His supporters who hang his signs are declaring they won’t either.
Rape victims hide in plain sight. They
are the men, women and children all around you; they are people you love living
in silence. Ninety-seven percent of us walk around knowing our perpetrator is
still out there. When we see those signs, we hear their voice in our heads,
reminding us of what we fear most: “You don’t matter. You are nothing. I have
all the power and I always will.”
Electing Cianci mayor, giving him
power over our city once again, will make our fear a reality.
Sources:
(Note: all material attributed
to “Buddy, we hardly knew ya” from the July 24, 1978 issue of New Times is taken from secondary
sources, as the original article is not available for free online. Actually, you can read it on a secondary source - click here.)
- Breiding, Matthew J., Smith, Sharon G., Basile, Kathleen C., Walters, Mikel L., Chen, Jieru, and Merrick, Melissa T. “Prevalence and Characteristics of Sexual Violence, Stalking, and Intimate Partner Violence Victimization – National Intimate Partner and Sexual Violence Survey, United States, 2011.” Morbidity and Mortality Weekly Report. Centers for Disease Control and Prevention. 5 Sep, 2014. Web. 25 Sep, 2014.
- Cianci v. New Times Publishing Company McA a Z. United States Court of Appeals, Second Circuit. 27 Oct. 1980. OpenJurist.
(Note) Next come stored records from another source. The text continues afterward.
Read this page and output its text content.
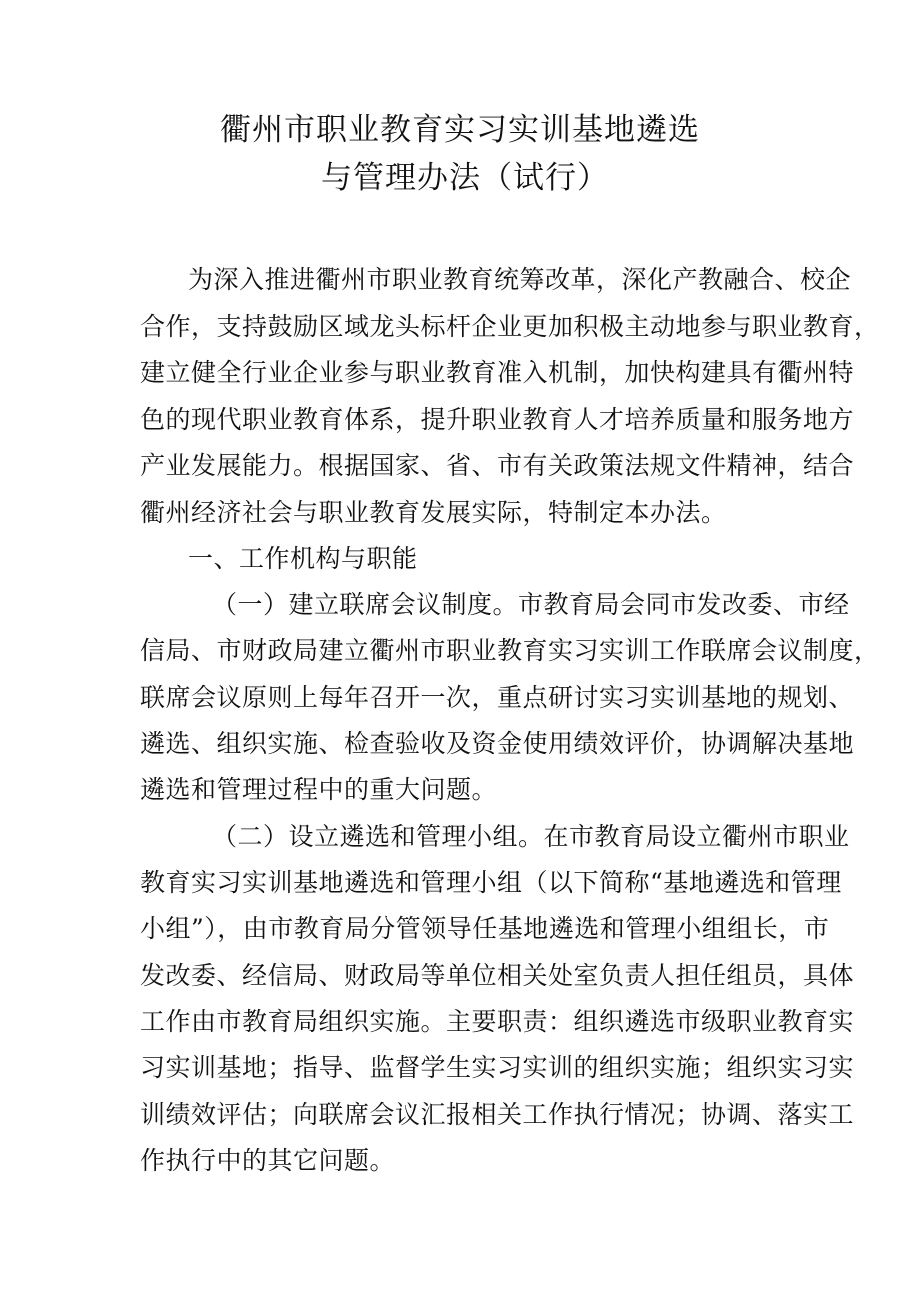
衢州市职业教育实习实训基地遴选
与管理办法（试行）
为深入推进衢州市职业教育统筹改革，深化产教融合、校企
合作，支持鼓励区域龙头标杆企业更加积极主动地参与职业教育，
建立健全行业企业参与职业教育准入机制，加快构建具有衢州特
色的现代职业教育体系，提升职业教育人才培养质量和服务地方
产业发展能力。根据国家、省、市有关政策法规文件精神，结合
衢州经济社会与职业教育发展实际，特制定本办法。
一、工作机构与职能
（一）建立联席会议制度。市教育局会同市发改委、市经
信局、市财政局建立衢州市职业教育实习实训工作联席会议制度，
联席会议原则上每年召开一次，重点研讨实习实训基地的规划、
遴选、组织实施、检查验收及资金使用绩效评价，协调解决基地
遴选和管理过程中的重大问题。
（二）设立遴选和管理小组。在市教育局设立衢州市职业
教育实习实训基地遴选和管理小组（以下简称“基地遴选和管理
小组”），由市教育局分管领导任基地遴选和管理小组组长，市
发改委、经信局、财政局等单位相关处室负责人担任组员，具体
工作由市教育局组织实施。主要职责：组织遴选市级职业教育实
习实训基地；指导、监督学生实习实训的组织实施；组织实习实
训绩效评估；向联席会议汇报相关工作执行情况；协调、落实工
作执行中的其它问题。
Web. 3 Oct. 2014.
- Day One Addressing What Matters. Perf. Peg Langhammer, Amy Battersby. DayOneSocial, 2014. YouTube.
- “Day One Representative.” Telephone interview. 10 Oct. 2014.
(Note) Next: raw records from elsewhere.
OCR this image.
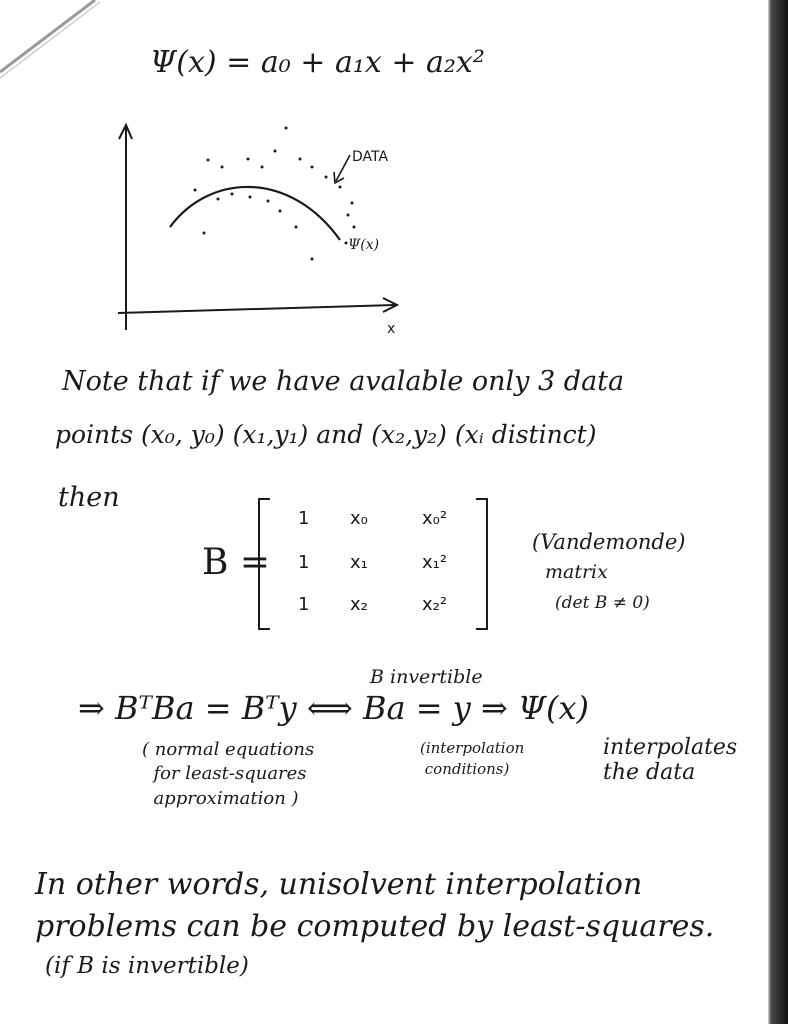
Ψ(x) = a₀ + a₁x + a₂x²
DATA
Ψ(x)
x
Note that if we have avalable only 3 data
points (x₀, y₀) (x₁,y₁) and (x₂,y₂) (xᵢ distinct)
then
B =
1 x₀	x₀²
1 x₁	x₁²
1 x₂	x₂²
(Vandemonde)
matrix
(det B ≠ 0)
B invertible
⇒ BᵀBa = Bᵀy ⟺ Ba = y ⇒ Ψ(x)
( normal equations
for least-squares
approximation )
(interpolation
conditions)
interpolates
the data
In other words, unisolvent interpolation
problems can be computed by least-squares.
(if B is invertible)
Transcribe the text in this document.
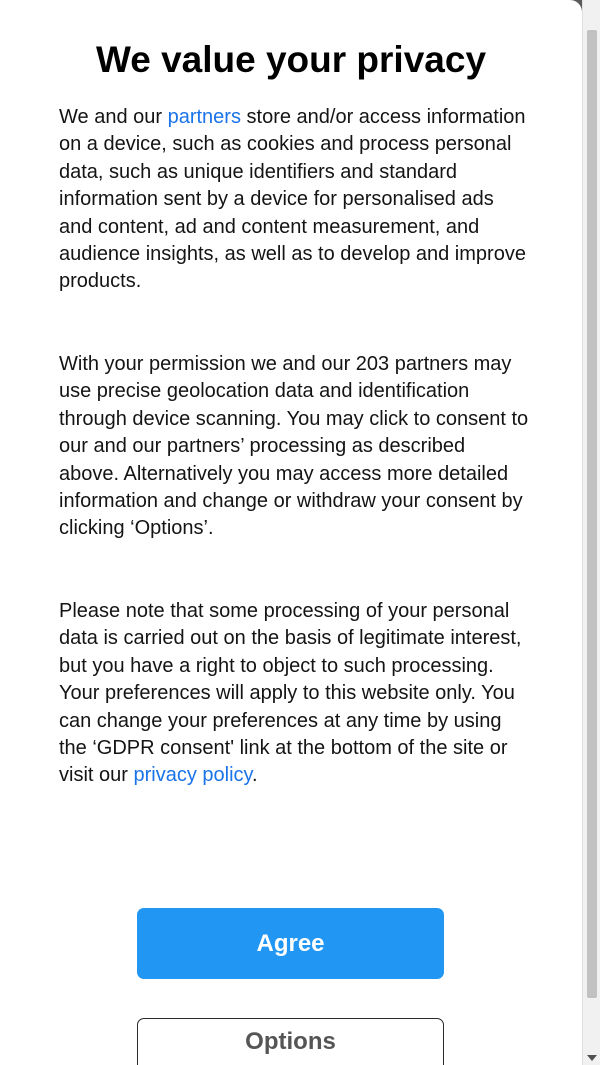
We value your privacy
We and our partners store and/or access information on a device, such as cookies and process personal data, such as unique identifiers and standard information sent by a device for personalised ads and content, ad and content measurement, and audience insights, as well as to develop and improve products.
With your permission we and our 203 partners may use precise geolocation data and identification through device scanning. You may click to consent to our and our partners’ processing as described above. Alternatively you may access more detailed information and change or withdraw your consent by clicking ‘Options’.
Please note that some processing of your personal data is carried out on the basis of legitimate interest, but you have a right to object to such processing. Your preferences will apply to this website only. You can change your preferences at any time by using the ‘GDPR consent' link at the bottom of the site or visit our privacy policy.
Agree
Options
- Goldman, Andrew. “Why Would You Wish That on Me?” New York Times 23 June, 2013 Sunday Magazine: MM12. Web. 03 October 2014.
- Milkovitz, Amanda. “A Window on Child Sex Trafficking in Rhode Island.”Providence Journal. Providence Journal, 17 May 2014. Web. 14 Oct. 2014.
- “Reporting Rates.” RAINN. Rape, Abuse & Incest National Network, n. d. Web. 24 Sep. 2014.
- “Sexual Assault Evidence Collection.” Day One Volunteer Training. Day One, Providence, RI. June 2012. Lecture.
- Stanton, Mike. The Prince of Providence: The Rise and Fall of Buddy Cianci. New York: Random House. 2003. Print.
- UPI. “R. I. Mayor Cianci Denies Alleged Rape Incident.” The Nashua Telegraph 10 Jul. 1978: 36. Web. 03 Oct. 2014
- van Zuylen-Wood, Simon. “The Ballad of Buddy.” Boston Magazine Oct. 2014. Web. 03 Oct. 2014.